PerHeadRMSNorm#

class PerHeadRMSNorm(num_heads, head_dim, eps=1e-6, use_quack=True)#

Bases: Module

RMSNorm applied independently to each attention head (QK-norm).

Accepts a flat hidden representation of shape [*leading, H·D], reshapes to [*leading, H, D], applies an independent RMSNorm to each head’s D-dimensional slice, then flattens back to [*leading, H·D]. Each head has its own learnable scale γ ∈ ℝ^D.

This is the QK-norm technique used in ViT-5 / vit5_attention.py to stabilise attention logit magnitudes at large model sizes:

x  : [*leading, H*D]
x  → reshape → [*leading, H, D]
x  → RMSNorm per head → [*leading, H, D]
x  → flatten → [*leading, H*D]

num_heads#

Number of attention heads H.

Type:: int

head_dim#

Dimension per head D.

Type:: int

norm#

Shared RMSNorm instance applied to each head slice (the weight γ has shape (D,)).

Type:: RMSNorm

Parameters:

num_heads (int) – Number of attention heads H.
head_dim (int) – Dimension of each head D.
eps (float) – Small constant for numerical stability.
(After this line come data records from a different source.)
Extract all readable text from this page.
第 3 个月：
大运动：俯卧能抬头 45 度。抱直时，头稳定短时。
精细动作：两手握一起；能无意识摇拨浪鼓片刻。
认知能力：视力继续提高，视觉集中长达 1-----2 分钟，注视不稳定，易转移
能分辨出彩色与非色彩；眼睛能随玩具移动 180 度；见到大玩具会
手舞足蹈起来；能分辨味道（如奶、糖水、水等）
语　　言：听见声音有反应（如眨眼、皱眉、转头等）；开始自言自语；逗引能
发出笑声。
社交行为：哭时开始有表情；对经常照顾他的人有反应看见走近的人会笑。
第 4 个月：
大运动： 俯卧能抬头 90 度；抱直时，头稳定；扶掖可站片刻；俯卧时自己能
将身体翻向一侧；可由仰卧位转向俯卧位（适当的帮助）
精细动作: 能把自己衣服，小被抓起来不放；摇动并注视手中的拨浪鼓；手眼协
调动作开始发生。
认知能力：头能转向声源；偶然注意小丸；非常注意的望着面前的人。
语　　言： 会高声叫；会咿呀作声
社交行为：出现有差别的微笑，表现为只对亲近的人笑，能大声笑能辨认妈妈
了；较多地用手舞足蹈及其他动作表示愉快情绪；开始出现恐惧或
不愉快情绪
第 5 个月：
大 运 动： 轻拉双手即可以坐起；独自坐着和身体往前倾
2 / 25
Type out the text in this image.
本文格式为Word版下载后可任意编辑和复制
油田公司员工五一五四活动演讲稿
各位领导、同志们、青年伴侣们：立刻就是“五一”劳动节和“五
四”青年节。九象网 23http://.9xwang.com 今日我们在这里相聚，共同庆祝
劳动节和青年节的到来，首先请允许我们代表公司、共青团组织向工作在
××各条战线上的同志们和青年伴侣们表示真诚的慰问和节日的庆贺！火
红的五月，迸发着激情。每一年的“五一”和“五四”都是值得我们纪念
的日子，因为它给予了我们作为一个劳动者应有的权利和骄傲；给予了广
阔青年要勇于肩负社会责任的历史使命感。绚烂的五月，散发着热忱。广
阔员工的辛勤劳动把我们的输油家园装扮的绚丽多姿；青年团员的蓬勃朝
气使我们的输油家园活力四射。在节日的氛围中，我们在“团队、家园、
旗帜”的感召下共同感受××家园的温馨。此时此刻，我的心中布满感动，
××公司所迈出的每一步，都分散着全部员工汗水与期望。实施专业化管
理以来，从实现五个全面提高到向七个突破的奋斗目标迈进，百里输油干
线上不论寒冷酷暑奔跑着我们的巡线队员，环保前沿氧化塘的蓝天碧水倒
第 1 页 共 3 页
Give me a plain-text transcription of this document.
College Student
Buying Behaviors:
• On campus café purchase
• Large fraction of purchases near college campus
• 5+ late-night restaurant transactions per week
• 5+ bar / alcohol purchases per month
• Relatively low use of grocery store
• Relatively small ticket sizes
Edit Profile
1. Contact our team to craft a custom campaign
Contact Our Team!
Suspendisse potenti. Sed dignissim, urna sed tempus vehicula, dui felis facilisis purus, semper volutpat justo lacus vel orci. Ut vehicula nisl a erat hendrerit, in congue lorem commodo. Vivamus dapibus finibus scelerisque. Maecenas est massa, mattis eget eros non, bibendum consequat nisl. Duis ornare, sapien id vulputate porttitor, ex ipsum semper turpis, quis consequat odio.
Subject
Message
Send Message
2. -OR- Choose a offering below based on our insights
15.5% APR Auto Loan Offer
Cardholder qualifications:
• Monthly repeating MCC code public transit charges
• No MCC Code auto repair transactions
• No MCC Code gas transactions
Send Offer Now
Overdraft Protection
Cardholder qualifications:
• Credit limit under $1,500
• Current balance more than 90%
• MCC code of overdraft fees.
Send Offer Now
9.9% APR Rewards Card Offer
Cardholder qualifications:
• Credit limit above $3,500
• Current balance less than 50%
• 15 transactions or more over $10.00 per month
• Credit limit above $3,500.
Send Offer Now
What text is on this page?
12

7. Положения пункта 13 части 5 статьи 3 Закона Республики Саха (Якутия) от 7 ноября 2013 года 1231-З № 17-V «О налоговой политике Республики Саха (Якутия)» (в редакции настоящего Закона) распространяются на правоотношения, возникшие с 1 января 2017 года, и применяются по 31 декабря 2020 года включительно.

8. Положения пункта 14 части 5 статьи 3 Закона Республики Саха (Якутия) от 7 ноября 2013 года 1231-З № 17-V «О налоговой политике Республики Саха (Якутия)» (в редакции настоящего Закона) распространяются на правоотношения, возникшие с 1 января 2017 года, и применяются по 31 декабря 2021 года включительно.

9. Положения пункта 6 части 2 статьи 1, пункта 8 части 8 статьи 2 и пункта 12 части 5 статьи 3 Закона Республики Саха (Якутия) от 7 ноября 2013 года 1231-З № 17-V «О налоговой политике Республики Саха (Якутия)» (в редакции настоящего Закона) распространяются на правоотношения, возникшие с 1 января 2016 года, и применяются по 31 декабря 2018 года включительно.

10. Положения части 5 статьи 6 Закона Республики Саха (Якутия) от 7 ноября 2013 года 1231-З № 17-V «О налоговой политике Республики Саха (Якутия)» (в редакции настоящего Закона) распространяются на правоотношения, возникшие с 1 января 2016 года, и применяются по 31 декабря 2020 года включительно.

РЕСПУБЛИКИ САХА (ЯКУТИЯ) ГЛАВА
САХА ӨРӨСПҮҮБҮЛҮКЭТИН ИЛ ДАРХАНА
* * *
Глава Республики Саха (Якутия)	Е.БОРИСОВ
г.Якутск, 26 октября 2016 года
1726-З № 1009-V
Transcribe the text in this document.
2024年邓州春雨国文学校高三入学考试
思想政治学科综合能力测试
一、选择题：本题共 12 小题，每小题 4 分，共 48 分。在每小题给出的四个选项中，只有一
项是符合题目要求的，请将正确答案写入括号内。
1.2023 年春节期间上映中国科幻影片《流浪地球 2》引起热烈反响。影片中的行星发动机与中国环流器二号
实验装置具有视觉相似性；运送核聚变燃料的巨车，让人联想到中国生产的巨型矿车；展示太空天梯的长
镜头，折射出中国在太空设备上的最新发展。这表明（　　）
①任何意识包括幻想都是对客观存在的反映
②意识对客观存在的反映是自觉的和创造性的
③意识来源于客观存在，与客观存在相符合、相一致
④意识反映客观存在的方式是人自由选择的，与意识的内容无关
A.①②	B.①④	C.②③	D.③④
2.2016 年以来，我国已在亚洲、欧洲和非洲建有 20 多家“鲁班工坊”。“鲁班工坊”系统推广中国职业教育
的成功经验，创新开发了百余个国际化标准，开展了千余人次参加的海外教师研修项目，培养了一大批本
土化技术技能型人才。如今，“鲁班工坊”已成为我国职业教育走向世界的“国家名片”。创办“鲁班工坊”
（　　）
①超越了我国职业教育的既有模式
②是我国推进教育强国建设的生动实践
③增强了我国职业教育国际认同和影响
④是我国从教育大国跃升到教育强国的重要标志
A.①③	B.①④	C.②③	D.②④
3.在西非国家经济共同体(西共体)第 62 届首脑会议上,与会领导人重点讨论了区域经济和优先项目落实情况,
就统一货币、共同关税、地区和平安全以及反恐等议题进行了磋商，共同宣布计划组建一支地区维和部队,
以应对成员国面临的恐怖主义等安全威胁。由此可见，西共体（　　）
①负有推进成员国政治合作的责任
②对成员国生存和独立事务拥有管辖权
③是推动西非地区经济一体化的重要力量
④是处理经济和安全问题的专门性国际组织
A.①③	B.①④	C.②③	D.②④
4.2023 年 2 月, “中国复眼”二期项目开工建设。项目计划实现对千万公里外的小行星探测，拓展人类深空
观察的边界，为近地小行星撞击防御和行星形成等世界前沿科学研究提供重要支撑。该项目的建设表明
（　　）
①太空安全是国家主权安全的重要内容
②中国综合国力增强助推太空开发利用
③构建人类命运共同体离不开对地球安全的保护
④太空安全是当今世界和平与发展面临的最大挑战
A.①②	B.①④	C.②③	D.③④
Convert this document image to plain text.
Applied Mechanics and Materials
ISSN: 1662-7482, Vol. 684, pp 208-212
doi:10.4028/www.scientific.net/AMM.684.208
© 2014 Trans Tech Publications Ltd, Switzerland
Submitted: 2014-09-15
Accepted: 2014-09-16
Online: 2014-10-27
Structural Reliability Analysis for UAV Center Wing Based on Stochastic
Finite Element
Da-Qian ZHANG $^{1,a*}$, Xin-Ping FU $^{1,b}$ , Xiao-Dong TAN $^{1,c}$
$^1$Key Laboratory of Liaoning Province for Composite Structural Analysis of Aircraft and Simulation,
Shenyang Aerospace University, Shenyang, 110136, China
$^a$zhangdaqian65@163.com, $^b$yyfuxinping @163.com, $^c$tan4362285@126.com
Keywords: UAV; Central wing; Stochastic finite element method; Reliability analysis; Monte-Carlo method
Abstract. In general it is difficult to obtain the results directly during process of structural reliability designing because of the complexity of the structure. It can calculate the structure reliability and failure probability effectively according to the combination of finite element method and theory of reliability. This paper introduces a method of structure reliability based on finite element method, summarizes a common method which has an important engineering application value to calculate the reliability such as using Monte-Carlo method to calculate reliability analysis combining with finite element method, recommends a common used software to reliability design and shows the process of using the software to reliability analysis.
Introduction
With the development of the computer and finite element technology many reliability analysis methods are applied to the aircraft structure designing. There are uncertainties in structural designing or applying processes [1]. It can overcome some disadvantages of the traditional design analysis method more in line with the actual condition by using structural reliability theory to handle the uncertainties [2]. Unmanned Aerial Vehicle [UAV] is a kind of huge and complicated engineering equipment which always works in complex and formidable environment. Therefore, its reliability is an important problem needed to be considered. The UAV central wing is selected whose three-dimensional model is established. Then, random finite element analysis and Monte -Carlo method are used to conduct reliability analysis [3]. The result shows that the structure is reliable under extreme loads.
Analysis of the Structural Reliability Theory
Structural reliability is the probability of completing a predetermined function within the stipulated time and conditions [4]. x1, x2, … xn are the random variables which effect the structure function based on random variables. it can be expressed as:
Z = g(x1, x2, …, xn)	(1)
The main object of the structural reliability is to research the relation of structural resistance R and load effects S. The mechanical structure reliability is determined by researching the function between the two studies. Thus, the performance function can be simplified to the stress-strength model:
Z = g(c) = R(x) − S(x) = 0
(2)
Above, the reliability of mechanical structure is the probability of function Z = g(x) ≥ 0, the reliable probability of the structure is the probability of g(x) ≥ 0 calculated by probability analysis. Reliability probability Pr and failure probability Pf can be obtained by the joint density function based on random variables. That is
Default 1e-6.
use_quack (bool) – If True (default), use the QuACK fused kernel when available. Set to False to force the PyTorch path so that torch.compile can fuse the norm with surrounding ops.

__init__(num_heads, head_dim, eps=1e-6, use_quack=True)#

Initialise PerHeadRMSNorm.

Parameters:

num_heads (int) – Number of attention heads H.
head_dim (int) – Dimension per head D; the inner RMSNorm normalises over this dimension.
eps (float) – Stability constant. Default 1e-6.
use_quack (bool) – Enable QuACK kernel path. Default True.

flop_count(num_tokens)#

Count FLOPs for per-head RMS normalization on num_tokens tokens.

Each token is reshaped to [num_heads, head_dim] and RMSNorm is applied independently per head. Total cost is the same as a full RMSNorm over hidden_dim = num_heads * head_dim:

Total: 3 * num_tokens * num_heads * head_dim.

Parameters:: num_tokens (int) – Number of token vectors being normalized.
Returns:: Total FLOPs as an integer.
Return type:: int

forward(x)#

Apply per-head RMS normalisation.

Parameters:: x (Tensor) – Input tensor of shape [*leading, num_heads * head_dim].
Returns:: Normalised tensor of the same shape as x, where each head’s head_dim-slice has been RMS-normalised and scaled by the shared learnable γ.
Return type:: torch.Tensor

extra_repr()#

Return head layout for repr().

Return type:: str